# Trigo Sums

• Feb 12th 2010, 06:37 PM
Drdj
Trigo Sums
Dear all,

Could you kindly help me with these 2 sums - Q 18 and Q21 - many, many thanks :)
• Feb 14th 2010, 10:50 AM
Hello Drdj
Quote:

Originally Posted by Drdj
Dear all,

Could you kindly help me with these 2 sums - Q 18 and Q21 - many, many thanks :)

I think one of the reasons no-one has attempted to answer question 18 is that the diagram is not clear. We can't see the graph of $y = 4\cos3x$ at all. This means that it's not possible to be sure what the value of $k$ is. However, here is some working and a diagram showing two possible solutions. You will have to take it from here.

First $y = 4\cos3x$ crosses the $x$-axis where:
$\cos3x = 0$
So, working in degrees:
$\Rightarrow 3x = 90, 270, 450, 630, ...$

$\Rightarrow x = 30, 90, 150, 210, ...$
See the black graph in the attached diagram.

So let's suppose first that this graph meets $y= 2\sin x + k$ where $x = 30^o$. Then:
$2\sin30+k=0$

$\Rightarrow k = -1$
So that's one possible value of $k$. See the yellow coloured graph.

But perhaps the diagram shows a different position of the graph, and they actually meet at a different point at which the first graph crosses the $x$-axis; for instance, where $x = 210^o$. Then we get:
$2\sin210+k = 0$

$\Rightarrow k = 1$
This is the pink graph.

Over to you.

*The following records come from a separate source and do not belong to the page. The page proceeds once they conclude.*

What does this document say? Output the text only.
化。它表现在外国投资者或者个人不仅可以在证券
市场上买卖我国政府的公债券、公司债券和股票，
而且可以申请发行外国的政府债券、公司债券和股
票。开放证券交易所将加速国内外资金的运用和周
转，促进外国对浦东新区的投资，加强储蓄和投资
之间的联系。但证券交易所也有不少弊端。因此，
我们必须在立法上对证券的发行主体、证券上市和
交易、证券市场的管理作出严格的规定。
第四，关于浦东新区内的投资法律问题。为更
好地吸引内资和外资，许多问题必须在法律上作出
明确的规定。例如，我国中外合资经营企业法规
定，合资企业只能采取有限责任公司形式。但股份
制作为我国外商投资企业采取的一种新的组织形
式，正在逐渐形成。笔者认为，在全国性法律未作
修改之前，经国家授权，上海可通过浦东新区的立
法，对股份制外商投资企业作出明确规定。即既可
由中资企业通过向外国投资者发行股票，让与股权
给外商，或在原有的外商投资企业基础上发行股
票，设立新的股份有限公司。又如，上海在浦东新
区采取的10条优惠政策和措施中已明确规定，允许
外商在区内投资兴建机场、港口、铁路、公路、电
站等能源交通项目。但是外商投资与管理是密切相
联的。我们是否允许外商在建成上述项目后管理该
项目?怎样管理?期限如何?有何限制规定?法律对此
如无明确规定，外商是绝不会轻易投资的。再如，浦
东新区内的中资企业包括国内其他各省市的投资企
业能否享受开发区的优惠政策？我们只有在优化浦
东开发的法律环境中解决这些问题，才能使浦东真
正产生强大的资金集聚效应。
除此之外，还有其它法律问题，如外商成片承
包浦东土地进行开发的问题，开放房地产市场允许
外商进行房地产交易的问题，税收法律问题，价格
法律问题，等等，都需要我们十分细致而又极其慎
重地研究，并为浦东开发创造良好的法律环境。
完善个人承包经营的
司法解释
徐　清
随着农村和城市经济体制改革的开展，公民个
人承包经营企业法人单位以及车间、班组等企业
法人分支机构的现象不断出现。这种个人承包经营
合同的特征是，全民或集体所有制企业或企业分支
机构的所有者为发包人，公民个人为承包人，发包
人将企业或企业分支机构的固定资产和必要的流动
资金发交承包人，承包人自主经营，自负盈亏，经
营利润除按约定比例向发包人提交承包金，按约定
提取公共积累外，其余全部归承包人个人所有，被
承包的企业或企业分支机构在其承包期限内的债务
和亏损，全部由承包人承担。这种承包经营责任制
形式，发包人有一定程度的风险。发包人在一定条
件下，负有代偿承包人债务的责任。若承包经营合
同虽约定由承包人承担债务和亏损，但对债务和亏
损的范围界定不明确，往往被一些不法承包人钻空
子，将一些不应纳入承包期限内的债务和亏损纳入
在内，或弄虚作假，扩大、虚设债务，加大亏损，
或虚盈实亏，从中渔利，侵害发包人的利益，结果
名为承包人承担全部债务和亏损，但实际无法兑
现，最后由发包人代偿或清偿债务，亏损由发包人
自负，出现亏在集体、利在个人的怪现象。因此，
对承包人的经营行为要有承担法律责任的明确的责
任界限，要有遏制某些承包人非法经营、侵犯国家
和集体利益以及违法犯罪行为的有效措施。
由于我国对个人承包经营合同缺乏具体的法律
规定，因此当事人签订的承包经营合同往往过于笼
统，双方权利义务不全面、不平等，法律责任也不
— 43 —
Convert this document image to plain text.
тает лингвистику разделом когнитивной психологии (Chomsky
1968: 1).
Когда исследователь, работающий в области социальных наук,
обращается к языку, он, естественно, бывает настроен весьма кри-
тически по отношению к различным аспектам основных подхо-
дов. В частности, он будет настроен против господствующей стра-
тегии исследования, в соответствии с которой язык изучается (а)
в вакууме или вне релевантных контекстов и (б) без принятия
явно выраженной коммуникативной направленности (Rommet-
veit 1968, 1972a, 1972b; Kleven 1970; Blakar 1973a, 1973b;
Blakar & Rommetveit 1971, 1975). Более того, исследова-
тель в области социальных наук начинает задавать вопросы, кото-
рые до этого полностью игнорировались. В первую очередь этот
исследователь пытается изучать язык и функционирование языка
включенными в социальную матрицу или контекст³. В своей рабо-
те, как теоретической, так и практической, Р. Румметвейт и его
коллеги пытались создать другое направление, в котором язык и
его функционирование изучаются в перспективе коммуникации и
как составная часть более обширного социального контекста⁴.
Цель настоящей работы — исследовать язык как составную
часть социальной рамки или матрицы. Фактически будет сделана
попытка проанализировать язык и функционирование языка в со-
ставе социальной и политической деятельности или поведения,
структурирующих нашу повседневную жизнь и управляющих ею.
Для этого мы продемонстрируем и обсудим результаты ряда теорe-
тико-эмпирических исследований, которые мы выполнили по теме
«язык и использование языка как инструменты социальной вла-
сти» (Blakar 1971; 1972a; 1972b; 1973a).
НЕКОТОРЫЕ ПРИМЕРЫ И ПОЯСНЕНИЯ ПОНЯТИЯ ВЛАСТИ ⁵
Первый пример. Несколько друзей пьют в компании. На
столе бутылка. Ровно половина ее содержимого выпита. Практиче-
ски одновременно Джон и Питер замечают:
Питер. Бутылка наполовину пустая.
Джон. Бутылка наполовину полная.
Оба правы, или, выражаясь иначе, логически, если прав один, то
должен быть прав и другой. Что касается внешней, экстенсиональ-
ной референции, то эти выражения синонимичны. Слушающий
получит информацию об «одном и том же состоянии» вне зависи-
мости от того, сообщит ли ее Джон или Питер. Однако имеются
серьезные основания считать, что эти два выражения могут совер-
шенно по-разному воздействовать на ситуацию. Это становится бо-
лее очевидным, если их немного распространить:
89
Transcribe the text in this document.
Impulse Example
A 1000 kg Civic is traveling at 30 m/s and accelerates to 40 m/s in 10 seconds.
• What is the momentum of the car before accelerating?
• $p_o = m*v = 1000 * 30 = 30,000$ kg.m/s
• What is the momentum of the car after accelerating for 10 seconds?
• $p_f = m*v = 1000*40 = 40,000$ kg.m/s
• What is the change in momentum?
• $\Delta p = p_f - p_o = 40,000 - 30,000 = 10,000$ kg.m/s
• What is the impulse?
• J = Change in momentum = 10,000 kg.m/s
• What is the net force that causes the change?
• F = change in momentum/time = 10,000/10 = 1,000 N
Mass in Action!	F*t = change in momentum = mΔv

Can you sort it out now?

For question 21: multiply top-and-bottom by $(1-\sin x)$:
$\sqrt{\frac{1-\sin x}{1+\sin x}}= \sqrt{\frac{(1-\sin x)^2}{1-\sin^2 x}}$
$= \sqrt{\frac{(1-\sin x)^2}{\cos^2 x}}$
$=\frac{1-\sin x}{\cos x}$, if we are given that $x$ is acute, because $\cos x$ is then positive.

$=\sec x - \tan x$
But if $x$ is obtuse, $\sin x > 0$ and $\cos x < 0$. So $\cos x = -\sqrt{\cos^2x}$. So we would have to say:
$\sqrt{\frac{(1-\sin x)^2}{\cos^2 x}}=-\frac{1-\sin x}{\cos x}$
$=\tan x - \sec x$
Can you see what happens for other values of $x$? If you're not sure, look at the graphs of $\sec x$ and $\tan x$, and see whereabouts $\sec x >\tan x$ and whereabouts $\tan x > \sec x$. And then bear in mind that $\sqrt{\frac{1-\sin x}{1+\sin x}}$ has to be positive.